Outro elemento fundamental numa estética do testemunho refere-se ao tempo. A dimensão da temporalidade na perspectiva da testemunha no quadro da

obra narrativa, deslumbra uma sensação de tempo estacionário de um absoluto presente continuum o qual se direciona para fragmentos de memória situados no passado, como se fossem imagens da redenção. Não raro, o que se apresenta com certa frequência de intensidade estético-afetiva são imagens circunscritas a momentos da infância. Esse fenômeno aparece muitas vezes como alento de vida para a testemunha manter-se cônscia frente à percepção de uma temporalidade sem futuro, que só é remontada aos poucos numa fase pós-traumática.

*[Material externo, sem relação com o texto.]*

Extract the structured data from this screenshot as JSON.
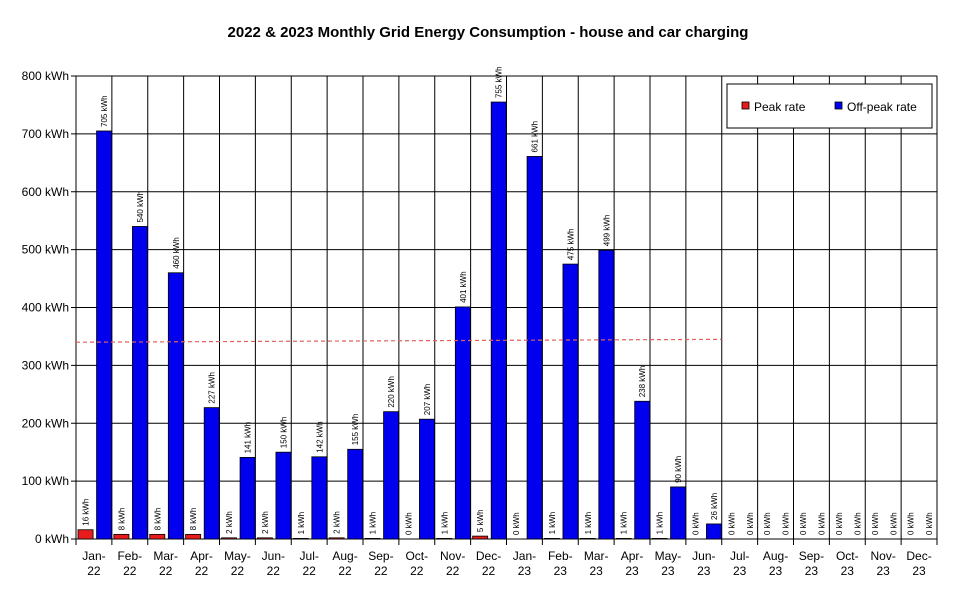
{
  "chart_data": {
    "type": "bar",
    "title": "2022 & 2023 Monthly Grid Energy Consumption - house and car charging",
    "xlabel": "",
    "ylabel": "",
    "ylim": [
      0,
      800
    ],
    "yticks": [
      "0 kWh",
      "100 kWh",
      "200 kWh",
      "300 kWh",
      "400 kWh",
      "500 kWh",
      "600 kWh",
      "700 kWh",
      "800 kWh"
    ],
    "grid": true,
    "legend_position": "top-right",
    "categories": [
      [
        "Jan-",
        "22"
      ],
      [
        "Feb-",
        "22"
      ],
      [
        "Mar-",
        "22"
      ],
      [
        "Apr-",
        "22"
      ],
      [
        "May-",
        "22"
      ],
      [
        "Jun-",
        "22"
      ],
      [
        "Jul-",
        "22"
      ],
      [
        "Aug-",
        "22"
      ],
      [
        "Sep-",
        "22"
      ],
      [
        "Oct-",
        "22"
      ],
      [
        "Nov-",
        "22"
      ],
      [
        "Dec-",
        "22"
      ],
      [
        "Jan-",
        "23"
      ],
      [
        "Feb-",
        "23"
      ],
      [
        "Mar-",
        "23"
      ],
      [
        "Apr-",
        "23"
      ],
      [
        "May-",
        "23"
      ],
      [
        "Jun-",
        "23"
      ],
      [
        "Jul-",
        "23"
      ],
      [
        "Aug-",
        "23"
      ],
      [
        "Sep-",
        "23"
      ],
      [
        "Oct-",
        "23"
      ],
      [
        "Nov-",
        "23"
      ],
      [
        "Dec-",
        "23"
      ]
    ],
    "series": [
      {
        "name": "Peak rate",
        "color": "#e81c1c",
        "values": [
          16,
          8,
          8,
          8,
          2,
          2,
          1,
          2,
          1,
          0,
          1,
          5,
          0,
          1,
          1,
          1,
          1,
          0,
          0,
          0,
          0,
          0,
          0,
          0
        ]
      },
      {
        "name": "Off-peak rate",
        "color": "#0000ee",
        "values": [
          705,
          540,
          460,
          227,
          141,
          150,
          142,
          155,
          220,
          207,
          401,
          755,
          661,
          475,
          499,
          238,
          90,
          26,
          0,
          0,
          0,
          0,
          0,
          0
        ]
      }
    ],
    "label_suffix": " kWh",
    "average_line": {
      "color": "#e06060",
      "start_value": 340,
      "end_value": 345,
      "from_category": 0,
      "to_category": 17
    }
  }
}
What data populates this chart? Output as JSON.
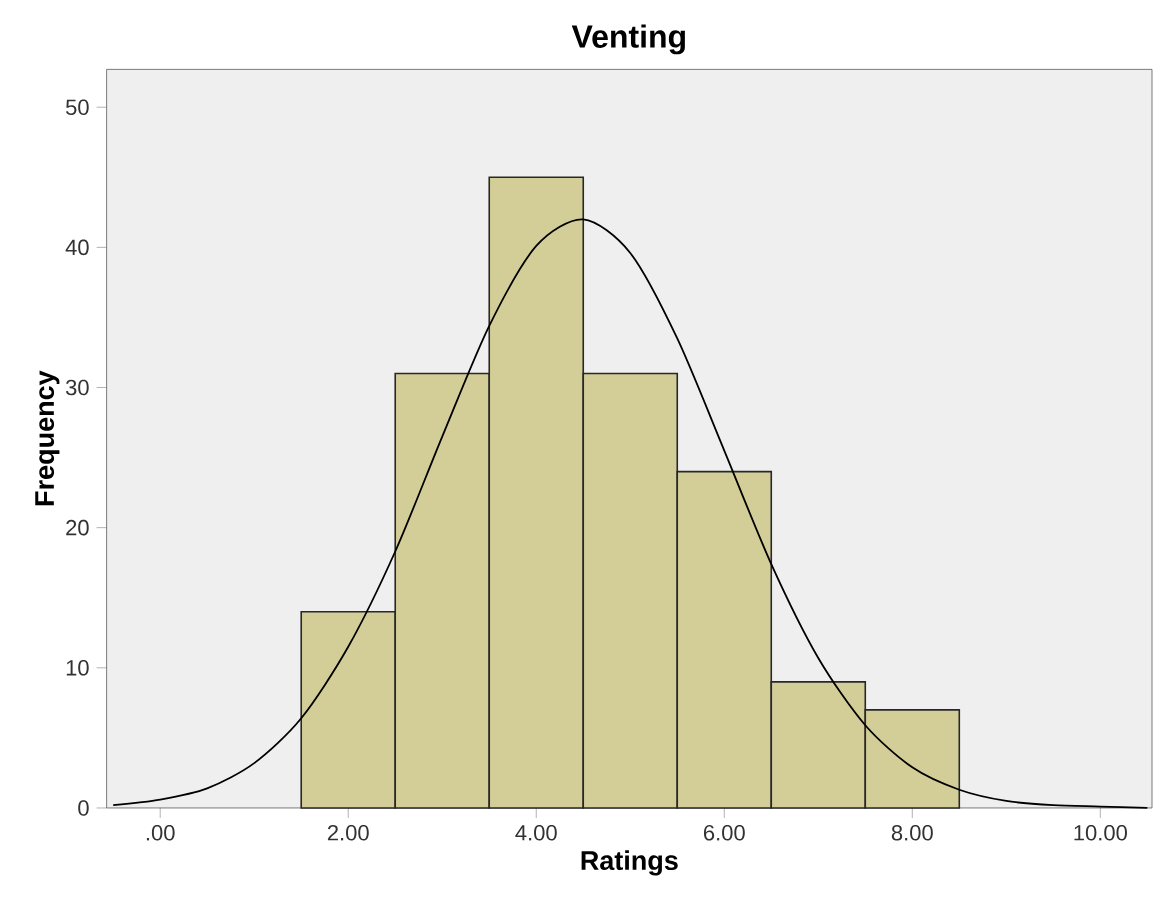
{
  "chart_data": {
    "type": "histogram",
    "title": "Venting",
    "xlabel": "Ratings",
    "ylabel": "Frequency",
    "bins": [
      1.5,
      2.5,
      3.5,
      4.5,
      5.5,
      6.5,
      7.5,
      8.5
    ],
    "values": [
      14,
      31,
      45,
      31,
      24,
      9,
      7
    ],
    "color": "#d3ce97",
    "series": [
      {
        "type": "line",
        "color": "#000000",
        "x": [
          -0.5,
          0,
          0.5,
          1,
          1.5,
          2,
          2.5,
          3,
          3.5,
          4,
          4.5,
          5,
          5.5,
          6,
          6.5,
          7,
          7.5,
          8,
          8.5,
          9,
          9.5,
          10,
          10.5
        ],
        "values": [
          0.2,
          0.6,
          1.4,
          3.2,
          6.4,
          11.5,
          18.3,
          26.5,
          34.4,
          40.1,
          42,
          39.6,
          33.5,
          25.5,
          17.4,
          10.7,
          5.9,
          2.9,
          1.3,
          0.5,
          0.2,
          0.1,
          0
        ]
      }
    ],
    "xlim": [
      -0.57,
      10.55
    ],
    "ylim": [
      0,
      52.7
    ],
    "xticks": [
      {
        "value": 0,
        "label": ".00"
      },
      {
        "value": 2,
        "label": "2.00"
      },
      {
        "value": 4,
        "label": "4.00"
      },
      {
        "value": 6,
        "label": "6.00"
      },
      {
        "value": 8,
        "label": "8.00"
      },
      {
        "value": 10,
        "label": "10.00"
      }
    ],
    "yticks": [
      0,
      10,
      20,
      30,
      40,
      50
    ],
    "grid": false
  }
}
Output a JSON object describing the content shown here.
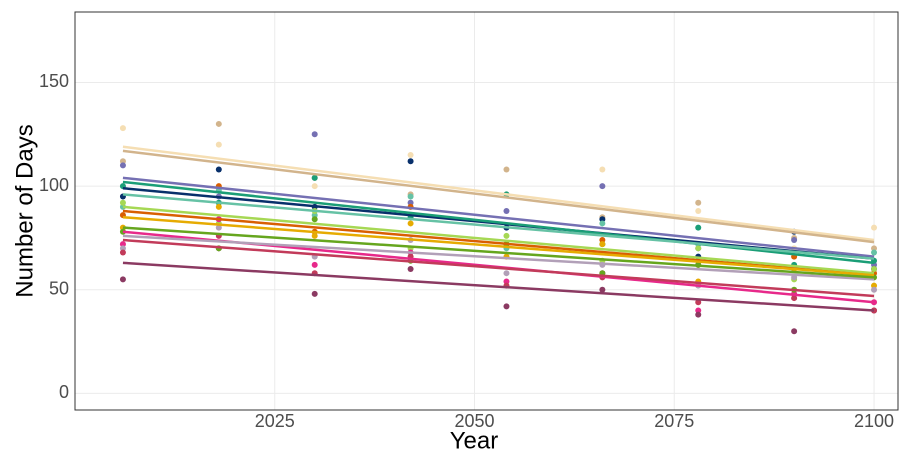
{
  "chart_data": {
    "type": "scatter",
    "xlabel": "Year",
    "ylabel": "Number of Days",
    "xlim": [
      2000,
      2103
    ],
    "ylim": [
      -8,
      184
    ],
    "xticks": [
      2025,
      2050,
      2075,
      2100
    ],
    "yticks": [
      0,
      50,
      100,
      150
    ],
    "grid": true,
    "x": [
      2006,
      2018,
      2030,
      2042,
      2054,
      2066,
      2078,
      2090,
      2100
    ],
    "trend_x": [
      2006,
      2100
    ],
    "series": [
      {
        "color": "#f5deb3",
        "values": [
          128,
          120,
          100,
          115,
          96,
          108,
          88,
          70,
          80
        ],
        "trend": [
          119,
          74
        ]
      },
      {
        "color": "#d2b48c",
        "values": [
          112,
          130,
          104,
          96,
          108,
          85,
          92,
          75,
          70
        ],
        "trend": [
          117,
          73
        ]
      },
      {
        "color": "#7570b3",
        "values": [
          110,
          95,
          125,
          92,
          88,
          100,
          70,
          74,
          62
        ],
        "trend": [
          104,
          66
        ]
      },
      {
        "color": "#08306b",
        "values": [
          95,
          108,
          90,
          112,
          80,
          84,
          66,
          78,
          60
        ],
        "trend": [
          99,
          65
        ]
      },
      {
        "color": "#1b9e77",
        "values": [
          100,
          92,
          104,
          85,
          96,
          72,
          80,
          62,
          64
        ],
        "trend": [
          102,
          63
        ]
      },
      {
        "color": "#66c2a5",
        "values": [
          90,
          98,
          86,
          95,
          70,
          82,
          72,
          60,
          68
        ],
        "trend": [
          96,
          65
        ]
      },
      {
        "color": "#d95f02",
        "values": [
          86,
          100,
          78,
          90,
          72,
          74,
          62,
          66,
          58
        ],
        "trend": [
          88,
          57
        ]
      },
      {
        "color": "#a6d854",
        "values": [
          92,
          82,
          88,
          70,
          76,
          64,
          70,
          55,
          60
        ],
        "trend": [
          90,
          58
        ]
      },
      {
        "color": "#e6ab02",
        "values": [
          80,
          90,
          76,
          82,
          66,
          72,
          54,
          60,
          52
        ],
        "trend": [
          85,
          57
        ]
      },
      {
        "color": "#e7298a",
        "values": [
          72,
          84,
          62,
          68,
          54,
          58,
          40,
          48,
          44
        ],
        "trend": [
          78,
          44
        ]
      },
      {
        "color": "#b2a0b8",
        "values": [
          70,
          80,
          66,
          74,
          58,
          62,
          52,
          56,
          50
        ],
        "trend": [
          76,
          55
        ]
      },
      {
        "color": "#8b3a62",
        "values": [
          55,
          70,
          48,
          60,
          42,
          50,
          38,
          30,
          40
        ],
        "trend": [
          63,
          40
        ]
      },
      {
        "color": "#66a61e",
        "values": [
          78,
          70,
          84,
          64,
          72,
          58,
          62,
          50,
          56
        ],
        "trend": [
          80,
          56
        ]
      },
      {
        "color": "#c23b5a",
        "values": [
          68,
          76,
          58,
          66,
          52,
          56,
          44,
          46,
          40
        ],
        "trend": [
          74,
          47
        ]
      }
    ]
  }
}
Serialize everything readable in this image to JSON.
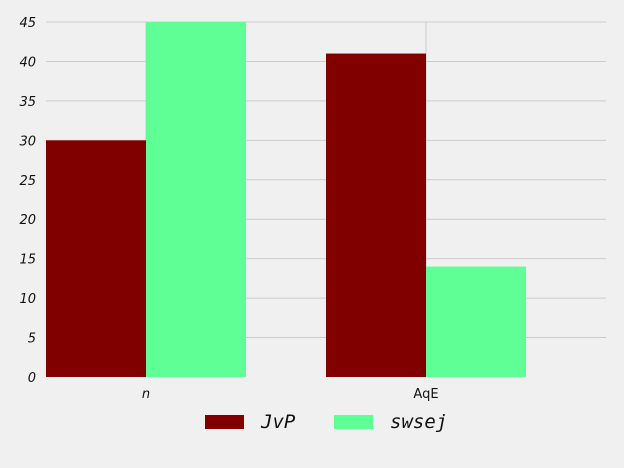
{
  "chart_data": {
    "type": "bar",
    "categories": [
      "n",
      "AqE"
    ],
    "series": [
      {
        "name": "JvP",
        "color": "#800000",
        "values": [
          30,
          41
        ]
      },
      {
        "name": "swsej",
        "color": "#5fff96",
        "values": [
          45,
          14
        ]
      }
    ],
    "ylim": [
      0,
      45
    ],
    "yticks": [
      0,
      5,
      10,
      15,
      20,
      25,
      30,
      35,
      40,
      45
    ],
    "title": "",
    "xlabel": "",
    "ylabel": "",
    "grid": "horizontal",
    "legend_position": "bottom"
  }
}
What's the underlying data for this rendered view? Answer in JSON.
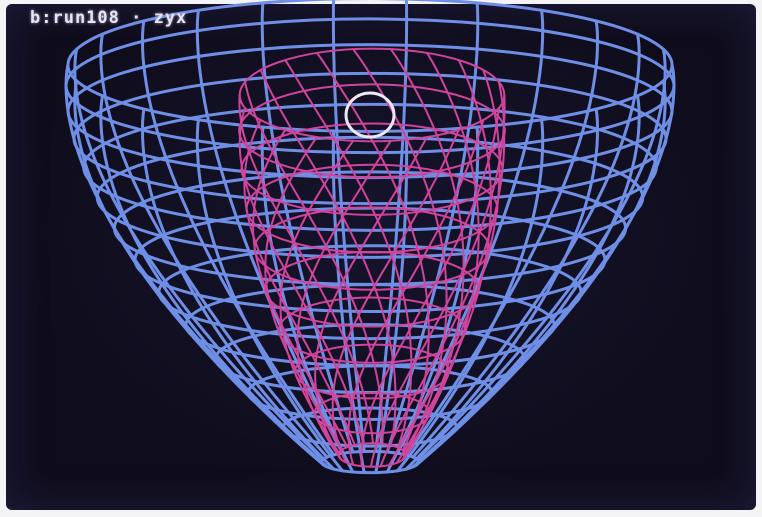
{
  "screen": {
    "status_text": "b:run108 · zyx"
  },
  "colors": {
    "background": "#0f0d1c",
    "outer_wireframe": "#6f8ee6",
    "inner_wireframe": "#d0449c",
    "top_ring": "#ece6f5",
    "text": "#e9e4f4"
  },
  "icons": {
    "outer_surface": "blue-wireframe-surface",
    "inner_surface": "magenta-wireframe-surface",
    "ring": "white-ring"
  }
}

Esse tipo de afetação invoca o leitor a reconsiderar seus ciclos de vida e o desenho de sua própria existência em face das dores do mundo e da possibilidade de passar a pensar com mais profundidade sobre o que é perene e substancial no mundo contemporâneo para a construção da vida boa em termos mais justos no seu nicho imediato de atuação cotidiana.

A representação sensível presente na linguagem do testemunho fomenta no contemplador uma nova Aisthesis, uma outra faculdade de sentir, porque é desenvolvida uma capacidade de sensibilizar-se pelas injustiças antes mesmo de pensar racionalmente a respeito delas. Então o testemunho entendido também como uma expressão trágico e estética de um tempo pós-traumático, encontra na literatura a emancipação da angústia e das dores em face da totalidade esmagadora. Por isso, em seu tom estético “a escrita do testemunho tem a ver com essa voz-em- situação (BOSI, 1995, p. 311). Seria, por conseguinte, nessa “Aparição” (apparition) em que a figura trágico-testemunhal convence o estado de coisas existentes na realidade social da sua absurdidade, posto que esse estado de coisas em jogo mantém vivas as causas e as condições para que o mal se repita.

Portanto, a função ético e estético-formativa do testemunho se cumpre naquele “Mais” (ADORNO, 1970), corporificado substancialmente como aparição que fica em suspenso para o contemplador, e está aguardando reflexões, situado entre a fronteiras da negação do existente e a projeção de novas condições existenciais de vida no tempo histórico.